Direktur RSUD Raja Musa Klarifikasi Temuan BPK: Alat Kesehatan Sudah Dimanfaatkan

KILASRIAU.com, Guntung – Direktur RSUD Raja Musa, dr. Rony Lesmana, angkat bicara terkait pemberitaan sebelumnya mengenai hasil pemeriksaan Badan Pemeriksa Keuangan (BPK) Perwakilan Riau yang menyoroti pengadaan alat kesehatan Tahun Anggaran 2024 di rumah sakit tersebut.

Dalam laporan BPK, disebutkan ada beberapa instrumen medis bernilai ratusan juta rupiah yang belum dimanfaatkan sebagaimana mestinya, bahkan hanya tersimpan dalam kotak kemasan. Temuan ini sempat menimbulkan anggapan adanya kelemahan dalam perencanaan kebutuhan maupun penganggaran alat kesehatan di lingkungan RSUD Raja Musa.

Menanggapi hal tersebut, dr. Rony Lesmana menegaskan bahwa informasi tersebut tidak sesuai dengan fakta di lapangan. Ia memastikan seluruh alat hasil pengadaan telah ditempatkan pada ruangan yang memadai dan digunakan untuk menunjang pelayanan kesehatan.

“Tidak benar jika disebut peralatan medis itu hanya tersimpan dalam kotak. Semua alat sudah ditempatkan di ruangan yang memadai dan digunakan sebagaimana mestinya,” ujarnya, Kamis (18/9/25).

Rony menjelaskan bahwa seluruh proses pengadaan telah melalui kontrak resmi sesuai aturan yang berlaku. Rincian pengadaan antara lain: Symmex Laparotomy Surgery Instruments Set senilai Rp81.125.000, Appendectomy Instrument Set senilai Rp38.825.000, serta Herniotomy Instrument Set HRN-27-GFN Dumedpower senilai Rp17.900.000. Dengan total belanja lebih dari Rp137 juta, ia memastikan seluruhnya dilakukan berdasarkan prosedur dan ketentuan PP Nomor 28 Tahun 2020 tentang Pengelolaan Barang Milik Negara/Daerah.

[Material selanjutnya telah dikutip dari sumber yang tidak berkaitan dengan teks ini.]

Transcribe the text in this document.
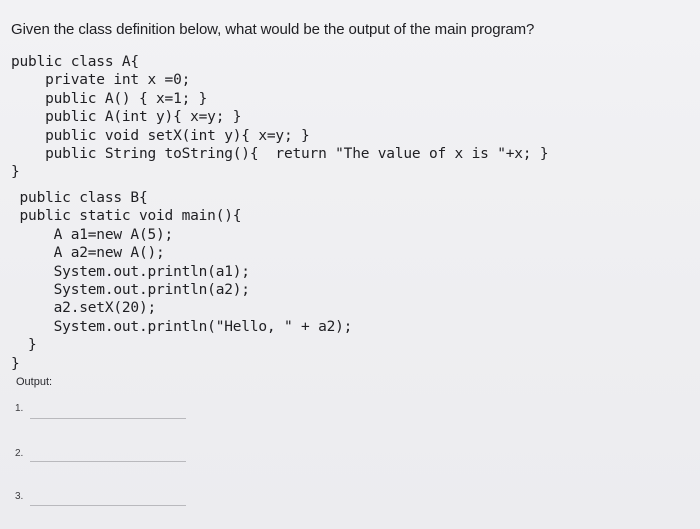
Given the class definition below, what would be the output of the main program?
public class A{
private int x =0;
public A() { x=1; }
public A(int y){ x=y; }
public void setX(int y){ x=y; }
public String toString(){  return "The value of x is "+x; }
}
public class B{
public static void main(){
A a1=new A(5);
A a2=new A();
System.out.println(a1);
System.out.println(a2);
a2.setX(20);
System.out.println("Hello, " + a2);
}
}
Output:
1.
2.
3.
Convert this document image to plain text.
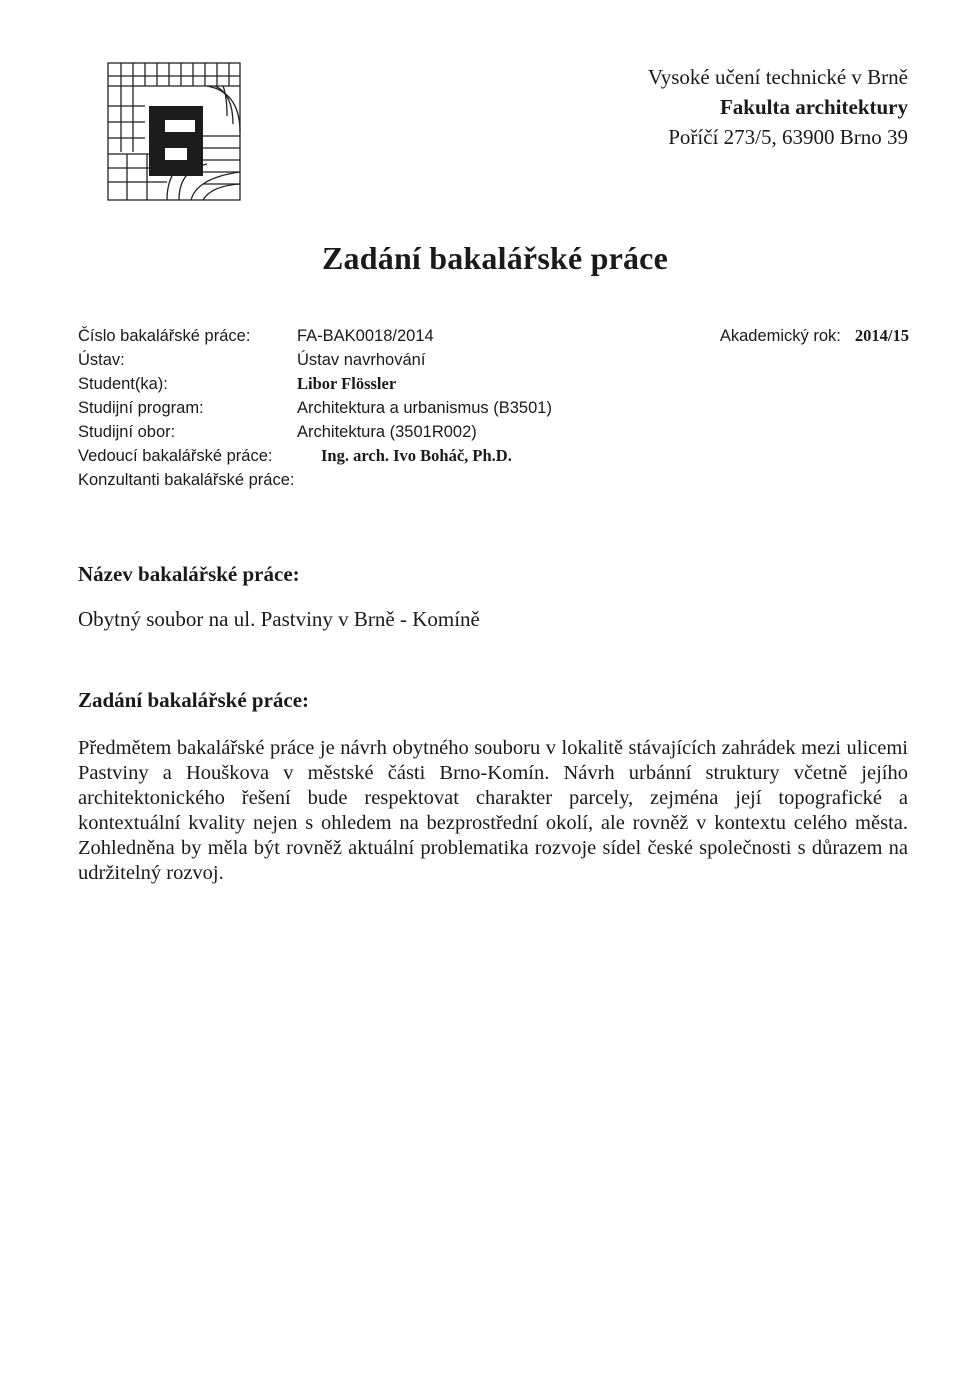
Vysoké učení technické v Brně
Fakulta architektury
Poříčí 273/5, 63900 Brno 39
Zadání bakalářské práce
Číslo bakalářské práce:	FA-BAK0018/2014
Ústav:	Ústav navrhování
Student(ka):	Libor Flössler
Studijní program:	Architektura a urbanismus (B3501)
Studijní obor:	Architektura (3501R002)
Vedoucí bakalářské práce:	Ing. arch. Ivo Boháč, Ph.D.
Konzultanti bakalářské práce:
Akademický rok: 2014/15
Název bakalářské práce:
Obytný soubor na ul. Pastviny v Brně - Komíně
Zadání bakalářské práce:
Předmětem bakalářské práce je návrh obytného souboru v lokalitě stávajících zahrádek mezi ulicemi Pastviny a Houškova v městské části Brno-Komín. Návrh urbánní struktury včetně jejího architektonického řešení bude respektovat charakter parcely, zejména její topografické a kontextuální kvality nejen s ohledem na bezprostřední okolí, ale rovněž v kontextu celého města. Zohledněna by měla být rovněž aktuální problematika rozvoje sídel české společnosti s důrazem na udržitelný rozvoj.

Menurutnya, pembelian dilakukan atas dasar kebutuhan nyata di lapangan, khususnya permintaan dari tenaga medis yang bertugas di ruang operasi. Alat-alat tersebut juga penting untuk menjaga standar sterilisasi, karena setiap selesai digunakan, instrumen bedah harus disterilkan terlebih dahulu selama beberapa jam.

“Untuk pelayanan optimal, kami menggunakan peralatan tambahan supaya operasi berikutnya tetap dapat berjalan menggunakan alat yang steril. Ini penting agar hasil operasi maksimal,” jelas Rony.

Ia menambahkan bahwa keberadaan alat kesehatan hasil pengadaan tersebut sudah terbukti membantu tenaga medis dalam melaksanakan tindakan bedah maupun pelayanan lain. Dengan demikian, isu belanja mubazir tidak sesuai dengan kondisi sebenarnya.

“Kami ingin meluruskan agar masyarakat tidak salah persepsi mengenai penggunaan anggaran kesehatan. Semua pengadaan telah digunakan dan sangat menunjang pelayanan pasien,” tegasnya.

Selain pengadaan alkes, RSUD Raja Musa juga terus berupaya meningkatkan kualitas layanan, salah satunya dengan penyediaan ambulans laut (speed boat) untuk mempercepat rujukan pasien menuju RSUD Puri Husada Tembilahan.

“Segala upaya maksimal kami lakukan demi meningkatkan pelayanan kesehatan kepada masyarakat di RSUD Raja Musa,” tutup Rony.

Klarifikasi ini diharapkan dapat menjawab keraguan publik dan mempertegas komitmen RSUD Raja Musa dalam menjaga transparansi serta akuntabilitas pengelolaan anggaran. Masyarakat berharap polemik serupa tidak lagi muncul, dan setiap anggaran benar-benar berdampak nyata bagi peningkatan layanan kesehatan di Kabupaten Indragiri Hilir.